Затем будет прибавлено: «Вчера мы ещё раз видели Натали, она уже была спокойнее и много говорила о муже. Через неделю она уезжает в калужское имение своего брата, где намерена провести два года. “Муж мой, — сказала она, — велел мне носить траур по нём два года (какая тонкость чувств! он и тут заботился о том, чтобы охранить её от осуждений света), и я думаю, что лучше всего исполню его волю, если проведу эти два года совсем одна, в деревне. Моя сестра едет вместе со мной, и для меня это большое утешение“».

Посмотрите, как пишет Карамзина об отъезде Натали: она будет осуждать её, сплетничать и злословить (об этом – ниже), но ни слова не скажет о её желании остаться в Петербурге. Думаю, если бы утверждения некоторых комментаторов соответствовали истине и прошение о «разрешении остаться» действительно существовало, злоязычная Софи Карамзина не преминула бы раззвонить об этом. Но ведь ни слова не пишет!

Расскажет она о том, что Александрина попросила «для сестры, жаждущей прочесть всё, что касается её мужа, жаждущей говорить о нём, обвинять себя и плакать», стихотворение Лермонтова, и тут же добавит: «На неё по-прежнему тяжело смотреть, но она стала спокойней и нет более безумного взгляда. К несчастью, она плохо спит и по ночам пронзительными криками зовёт Пушкина: бедная, бедная жертва собственного легкомыслия и людской злобы!» А вот дальше будет поразительное заявление: «Дантеса будут судить в Конной гвардии; мне бы хотелось, чтобы ему не было причинено ничего дурного и чтобы Пушкин остался единственной жертвой». Можем ли мы полагаться на объективность свидетельства человека, так думающего?

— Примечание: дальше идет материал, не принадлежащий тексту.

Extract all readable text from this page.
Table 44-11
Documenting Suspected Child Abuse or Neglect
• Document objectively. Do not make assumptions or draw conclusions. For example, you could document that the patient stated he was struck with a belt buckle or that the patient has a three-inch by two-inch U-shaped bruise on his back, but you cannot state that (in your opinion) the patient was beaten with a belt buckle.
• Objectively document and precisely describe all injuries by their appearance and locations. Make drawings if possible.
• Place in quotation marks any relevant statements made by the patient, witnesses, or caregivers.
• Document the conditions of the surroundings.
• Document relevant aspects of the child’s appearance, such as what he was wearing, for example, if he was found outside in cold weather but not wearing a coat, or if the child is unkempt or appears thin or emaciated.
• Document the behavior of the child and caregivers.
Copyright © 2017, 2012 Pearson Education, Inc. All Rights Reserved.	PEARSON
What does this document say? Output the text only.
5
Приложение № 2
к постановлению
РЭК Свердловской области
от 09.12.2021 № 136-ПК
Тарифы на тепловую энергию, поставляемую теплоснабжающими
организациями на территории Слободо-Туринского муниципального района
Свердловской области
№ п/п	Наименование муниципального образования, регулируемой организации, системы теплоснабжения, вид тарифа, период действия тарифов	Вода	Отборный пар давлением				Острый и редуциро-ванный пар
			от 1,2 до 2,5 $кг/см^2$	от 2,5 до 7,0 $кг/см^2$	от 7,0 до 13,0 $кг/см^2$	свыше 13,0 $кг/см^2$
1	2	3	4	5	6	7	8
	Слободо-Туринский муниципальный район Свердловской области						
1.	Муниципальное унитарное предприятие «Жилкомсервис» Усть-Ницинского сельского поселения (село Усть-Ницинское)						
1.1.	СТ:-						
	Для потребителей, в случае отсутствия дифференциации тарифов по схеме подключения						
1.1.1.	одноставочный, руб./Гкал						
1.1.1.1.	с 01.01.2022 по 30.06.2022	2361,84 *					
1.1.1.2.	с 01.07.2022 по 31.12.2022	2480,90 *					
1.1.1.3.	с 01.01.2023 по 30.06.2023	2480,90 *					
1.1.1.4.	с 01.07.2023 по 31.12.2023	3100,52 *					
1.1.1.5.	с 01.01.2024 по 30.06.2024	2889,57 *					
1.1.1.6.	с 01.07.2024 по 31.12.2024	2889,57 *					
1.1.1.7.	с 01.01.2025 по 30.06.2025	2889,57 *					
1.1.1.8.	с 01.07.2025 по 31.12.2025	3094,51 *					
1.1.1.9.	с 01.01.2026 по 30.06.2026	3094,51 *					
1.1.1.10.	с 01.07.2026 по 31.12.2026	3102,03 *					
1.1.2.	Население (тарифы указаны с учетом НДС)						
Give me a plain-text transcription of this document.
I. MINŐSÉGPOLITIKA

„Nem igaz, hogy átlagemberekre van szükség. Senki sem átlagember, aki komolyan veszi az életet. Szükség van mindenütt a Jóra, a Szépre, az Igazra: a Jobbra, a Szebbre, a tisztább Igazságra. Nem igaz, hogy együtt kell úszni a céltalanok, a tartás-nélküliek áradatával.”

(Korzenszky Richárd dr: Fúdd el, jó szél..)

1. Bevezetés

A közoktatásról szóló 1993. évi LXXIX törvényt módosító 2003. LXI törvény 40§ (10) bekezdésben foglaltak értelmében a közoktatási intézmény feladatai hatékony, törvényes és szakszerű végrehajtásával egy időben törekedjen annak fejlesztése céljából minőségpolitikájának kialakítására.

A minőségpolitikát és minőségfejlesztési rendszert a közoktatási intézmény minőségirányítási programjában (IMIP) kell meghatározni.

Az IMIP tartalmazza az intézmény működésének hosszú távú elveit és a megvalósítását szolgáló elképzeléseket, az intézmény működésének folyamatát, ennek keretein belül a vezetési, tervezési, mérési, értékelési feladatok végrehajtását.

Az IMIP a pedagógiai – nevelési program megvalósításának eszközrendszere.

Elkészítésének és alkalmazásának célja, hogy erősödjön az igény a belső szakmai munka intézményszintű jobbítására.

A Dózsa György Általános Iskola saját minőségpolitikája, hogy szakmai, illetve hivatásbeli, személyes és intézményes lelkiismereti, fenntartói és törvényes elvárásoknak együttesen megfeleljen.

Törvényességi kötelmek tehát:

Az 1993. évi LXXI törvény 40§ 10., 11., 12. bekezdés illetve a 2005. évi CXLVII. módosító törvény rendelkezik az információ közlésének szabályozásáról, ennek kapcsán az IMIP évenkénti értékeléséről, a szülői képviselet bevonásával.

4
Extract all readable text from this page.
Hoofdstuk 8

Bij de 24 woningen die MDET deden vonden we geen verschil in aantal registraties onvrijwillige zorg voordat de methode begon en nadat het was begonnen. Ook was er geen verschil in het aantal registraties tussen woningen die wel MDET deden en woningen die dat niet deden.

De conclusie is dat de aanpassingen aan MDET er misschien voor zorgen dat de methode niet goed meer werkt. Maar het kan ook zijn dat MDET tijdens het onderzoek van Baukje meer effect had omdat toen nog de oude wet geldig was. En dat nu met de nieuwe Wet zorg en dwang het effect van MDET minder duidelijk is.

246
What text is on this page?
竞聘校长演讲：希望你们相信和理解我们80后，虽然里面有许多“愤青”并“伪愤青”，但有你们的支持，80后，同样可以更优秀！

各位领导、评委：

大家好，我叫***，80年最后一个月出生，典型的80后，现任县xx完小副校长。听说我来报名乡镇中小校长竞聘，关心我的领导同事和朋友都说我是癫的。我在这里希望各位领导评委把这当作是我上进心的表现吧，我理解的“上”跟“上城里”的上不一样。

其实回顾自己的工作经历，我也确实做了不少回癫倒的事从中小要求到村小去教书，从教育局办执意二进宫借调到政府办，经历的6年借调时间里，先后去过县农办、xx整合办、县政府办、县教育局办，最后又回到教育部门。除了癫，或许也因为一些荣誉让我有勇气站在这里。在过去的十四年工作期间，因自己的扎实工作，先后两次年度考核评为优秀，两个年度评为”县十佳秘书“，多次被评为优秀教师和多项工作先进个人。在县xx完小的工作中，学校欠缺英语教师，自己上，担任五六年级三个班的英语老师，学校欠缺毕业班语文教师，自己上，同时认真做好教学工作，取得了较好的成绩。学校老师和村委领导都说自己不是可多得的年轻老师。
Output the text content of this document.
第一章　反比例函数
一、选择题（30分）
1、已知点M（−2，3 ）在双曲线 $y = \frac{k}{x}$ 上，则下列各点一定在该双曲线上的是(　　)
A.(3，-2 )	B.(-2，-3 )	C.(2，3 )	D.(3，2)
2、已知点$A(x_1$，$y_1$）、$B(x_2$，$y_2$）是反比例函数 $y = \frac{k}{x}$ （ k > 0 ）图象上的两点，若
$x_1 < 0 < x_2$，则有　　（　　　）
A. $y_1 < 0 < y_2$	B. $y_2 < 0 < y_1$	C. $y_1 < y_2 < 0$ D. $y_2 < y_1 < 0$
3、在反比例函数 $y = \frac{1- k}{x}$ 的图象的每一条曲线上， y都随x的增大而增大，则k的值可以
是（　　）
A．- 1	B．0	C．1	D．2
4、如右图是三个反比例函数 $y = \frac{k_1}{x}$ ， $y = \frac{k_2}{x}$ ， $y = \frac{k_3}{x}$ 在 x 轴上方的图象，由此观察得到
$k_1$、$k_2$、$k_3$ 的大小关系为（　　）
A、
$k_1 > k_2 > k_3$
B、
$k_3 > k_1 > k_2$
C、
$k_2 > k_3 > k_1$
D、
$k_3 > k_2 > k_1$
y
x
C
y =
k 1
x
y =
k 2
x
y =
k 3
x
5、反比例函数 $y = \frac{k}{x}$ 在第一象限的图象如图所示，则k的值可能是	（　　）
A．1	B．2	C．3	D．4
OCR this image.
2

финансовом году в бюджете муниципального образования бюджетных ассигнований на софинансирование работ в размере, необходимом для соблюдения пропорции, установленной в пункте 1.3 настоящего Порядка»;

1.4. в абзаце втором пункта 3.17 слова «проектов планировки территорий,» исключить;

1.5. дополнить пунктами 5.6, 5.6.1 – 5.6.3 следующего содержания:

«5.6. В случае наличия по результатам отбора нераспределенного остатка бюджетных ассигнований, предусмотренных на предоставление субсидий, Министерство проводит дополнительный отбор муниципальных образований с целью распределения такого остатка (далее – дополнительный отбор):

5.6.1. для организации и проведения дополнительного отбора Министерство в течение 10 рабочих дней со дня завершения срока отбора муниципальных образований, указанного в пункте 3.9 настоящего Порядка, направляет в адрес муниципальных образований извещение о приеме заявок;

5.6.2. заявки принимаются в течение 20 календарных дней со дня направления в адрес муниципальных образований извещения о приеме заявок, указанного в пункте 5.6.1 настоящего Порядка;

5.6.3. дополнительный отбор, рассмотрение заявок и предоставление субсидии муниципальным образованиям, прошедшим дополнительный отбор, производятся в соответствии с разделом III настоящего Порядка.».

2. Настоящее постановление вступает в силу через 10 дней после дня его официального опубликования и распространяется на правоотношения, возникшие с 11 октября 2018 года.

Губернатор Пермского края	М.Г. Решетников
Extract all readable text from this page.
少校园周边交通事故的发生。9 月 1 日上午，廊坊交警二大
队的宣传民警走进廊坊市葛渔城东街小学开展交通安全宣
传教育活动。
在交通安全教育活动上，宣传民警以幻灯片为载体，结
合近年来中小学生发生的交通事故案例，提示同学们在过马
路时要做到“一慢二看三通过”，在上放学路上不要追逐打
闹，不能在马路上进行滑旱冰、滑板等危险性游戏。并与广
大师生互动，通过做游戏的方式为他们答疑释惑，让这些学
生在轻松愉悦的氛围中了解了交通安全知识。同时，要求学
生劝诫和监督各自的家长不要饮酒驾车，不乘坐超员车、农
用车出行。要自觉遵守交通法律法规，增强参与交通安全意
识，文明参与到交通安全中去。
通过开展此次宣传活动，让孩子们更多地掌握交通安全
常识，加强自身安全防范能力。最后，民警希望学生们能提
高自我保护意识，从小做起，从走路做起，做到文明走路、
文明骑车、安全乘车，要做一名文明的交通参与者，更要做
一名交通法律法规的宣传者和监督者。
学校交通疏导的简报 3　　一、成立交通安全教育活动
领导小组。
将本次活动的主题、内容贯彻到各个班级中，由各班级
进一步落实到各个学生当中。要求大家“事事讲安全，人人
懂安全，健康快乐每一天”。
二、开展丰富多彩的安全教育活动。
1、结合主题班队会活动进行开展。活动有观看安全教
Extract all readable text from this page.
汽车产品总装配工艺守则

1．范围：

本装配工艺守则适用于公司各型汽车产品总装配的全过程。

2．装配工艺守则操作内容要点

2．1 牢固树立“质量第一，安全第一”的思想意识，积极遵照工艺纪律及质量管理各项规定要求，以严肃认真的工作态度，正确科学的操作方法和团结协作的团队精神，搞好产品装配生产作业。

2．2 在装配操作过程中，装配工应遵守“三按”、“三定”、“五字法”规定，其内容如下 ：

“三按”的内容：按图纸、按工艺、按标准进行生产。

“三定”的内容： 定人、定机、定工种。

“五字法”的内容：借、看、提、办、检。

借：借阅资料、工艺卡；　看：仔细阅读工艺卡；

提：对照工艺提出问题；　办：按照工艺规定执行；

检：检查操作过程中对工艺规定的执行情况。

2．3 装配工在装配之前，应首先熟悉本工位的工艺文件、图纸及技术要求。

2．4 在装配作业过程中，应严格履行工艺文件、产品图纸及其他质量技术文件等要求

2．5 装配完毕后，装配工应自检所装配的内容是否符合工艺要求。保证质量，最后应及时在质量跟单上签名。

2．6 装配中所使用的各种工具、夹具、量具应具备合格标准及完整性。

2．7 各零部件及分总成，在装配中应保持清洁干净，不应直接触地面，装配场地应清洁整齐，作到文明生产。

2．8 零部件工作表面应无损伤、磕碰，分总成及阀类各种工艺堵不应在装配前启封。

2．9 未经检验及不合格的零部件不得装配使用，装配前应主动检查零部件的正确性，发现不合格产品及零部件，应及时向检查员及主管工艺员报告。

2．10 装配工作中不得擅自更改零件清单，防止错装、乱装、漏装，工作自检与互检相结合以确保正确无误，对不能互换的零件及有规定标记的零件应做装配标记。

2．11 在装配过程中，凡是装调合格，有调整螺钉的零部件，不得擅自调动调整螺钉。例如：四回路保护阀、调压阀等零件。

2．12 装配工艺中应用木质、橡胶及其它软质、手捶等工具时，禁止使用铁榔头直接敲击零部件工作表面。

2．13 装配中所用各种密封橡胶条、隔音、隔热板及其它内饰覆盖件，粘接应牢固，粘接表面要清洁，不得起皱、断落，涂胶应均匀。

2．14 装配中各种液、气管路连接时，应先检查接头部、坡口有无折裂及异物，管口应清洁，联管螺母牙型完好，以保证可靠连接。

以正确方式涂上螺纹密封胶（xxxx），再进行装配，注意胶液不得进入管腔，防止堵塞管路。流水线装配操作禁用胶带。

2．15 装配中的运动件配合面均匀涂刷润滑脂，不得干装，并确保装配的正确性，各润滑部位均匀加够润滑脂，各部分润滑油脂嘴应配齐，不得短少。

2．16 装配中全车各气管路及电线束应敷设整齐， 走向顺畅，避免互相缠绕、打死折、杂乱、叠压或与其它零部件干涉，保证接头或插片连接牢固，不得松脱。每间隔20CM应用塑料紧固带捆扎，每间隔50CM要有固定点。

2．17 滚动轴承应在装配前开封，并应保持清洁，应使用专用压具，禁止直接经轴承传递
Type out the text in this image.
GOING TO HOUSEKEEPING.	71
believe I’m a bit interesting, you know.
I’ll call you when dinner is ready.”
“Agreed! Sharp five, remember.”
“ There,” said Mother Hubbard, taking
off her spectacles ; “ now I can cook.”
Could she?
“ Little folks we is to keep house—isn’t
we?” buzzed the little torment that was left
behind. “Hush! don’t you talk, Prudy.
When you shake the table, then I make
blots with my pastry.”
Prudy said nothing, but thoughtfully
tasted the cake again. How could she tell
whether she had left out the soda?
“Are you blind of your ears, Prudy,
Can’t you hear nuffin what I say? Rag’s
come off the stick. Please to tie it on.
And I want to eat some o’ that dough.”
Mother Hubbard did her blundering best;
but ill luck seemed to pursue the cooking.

И я уже без всякого удивления читаю очередной пассаж Карамзиной, осуждающий поведение Натали перед отъездом: «Бедная женщина! Но вчера она подлила воды в мое вино — она уже не была достаточно печальной, слишком много занималась укладкой и не казалась особенно огорчённой, прощаясь с Жуковским, Данзасом и Далем — с тремя ангелами-хранителями, которые окружали смертный одр её мужа и так много сделали, чтобы облегчить его последние минуты; она была рада, что уезжает, это естественно; но было бы естественным также выказать раздирающее душу волнение — и ничего подобного, даже меньше грусти, чем до тех пор! Нет, эта женщина не будет неутешной». Видимо, Софи неведомо, что, как правильно отметил один из здравомыслящих комментаторов, бытовые хлопоты помогают держаться, а кроме того -

… легче плакать, чем страдать

Без всяких признаков страданья, - как написал другой великий поэт.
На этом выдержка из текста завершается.